Traditional locking is trying to provide consistency of concurrently accessed data objects, and is sometimes misused for ordering purposes on top of this. Fundamentally though, locking is not a solution but rather a workaround to controlling the non-determinism that we build into code. As we simply don't know - even stronger: can't know - the access patterns of concurrently executing tasks on computers (even more so on modern multicore systems), we need locking to overcome this lack of predictability.

While traditional locking approaches were developed in the context of predominantly single core systems, or at least relatively deterministic hardware, the picture has changed quite significantly with the introduction of super-scalar CPUs that are, by design, partially unpredictable with respect to temporal behavior (i.e. pLRU cache replacement strategies). With the introduction of NUMA systems, the predictability has diminished even further resulting in an ever increasing computational expense of synchronization. The temporal indeterminism paired with the relatively high memory access costs to "remote" CPUs has two interesting consequences on locking:

• traditional locking is becomming increasingly expensive
• the impact of locking on real-time behavior, notably jitter, is quite dramatic

In the past years, a few interesting probabilistic approaches have been making their way into operating systems. Sequence locks have been in the Linux kernel for quite some time, which are temporally non-deterministic, and RCU which exchanges guranteed local consistency against temporary global inconsistency and eliminates many of the possible contention zones rather than serializing them.

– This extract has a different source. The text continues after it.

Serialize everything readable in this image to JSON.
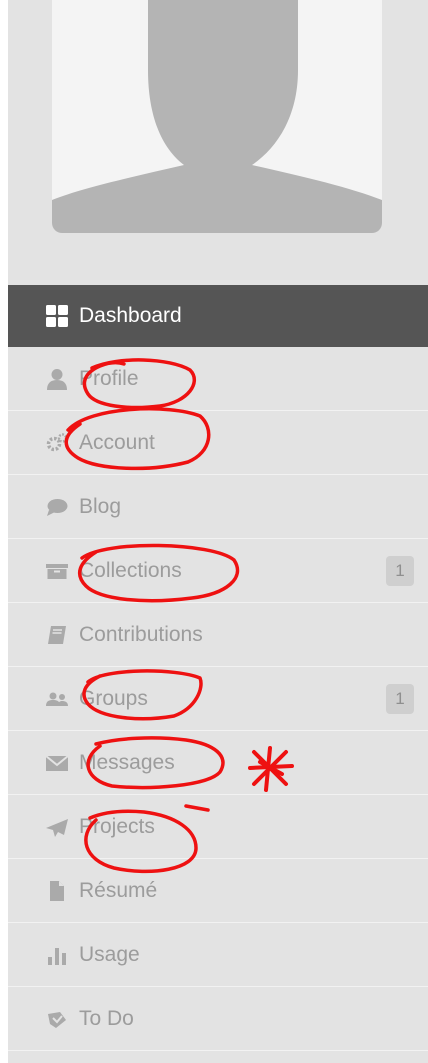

The deaper question though is if there is not an alternative to locking that actually can profit from growing system complexity - we believe the answer is yes.

The basic model of locking is to serialize access to the resource by advisory locks (with all the consequences that the advisory nature of these have) so to ensure that the access pattern to the critical region is well defined. But if the access pattern without these locks is not well defined we can utilize just this: a solution is to simply provide a construct that needs a sufficiently complex deterministic access pattern to fail. The construction of probabilisitc locking thus needs to find constructs that result in inconsistent data only if a complex series of activations between the contending partners occures - with the ability to increase the complexity arbitrarily making this activation patter arbitrarily unlikely.

In this paper, we introduce a prototypical implementation of what we call probabilistic write copy select (pWCS) locks, which are strictly speaking not locks at all - but with sleeping spin-locks in the kernel the naming is justfiied. pWCS is a working example that follows the "build on complexity" model and, as we believe, demonstrate the feasibility of the approach.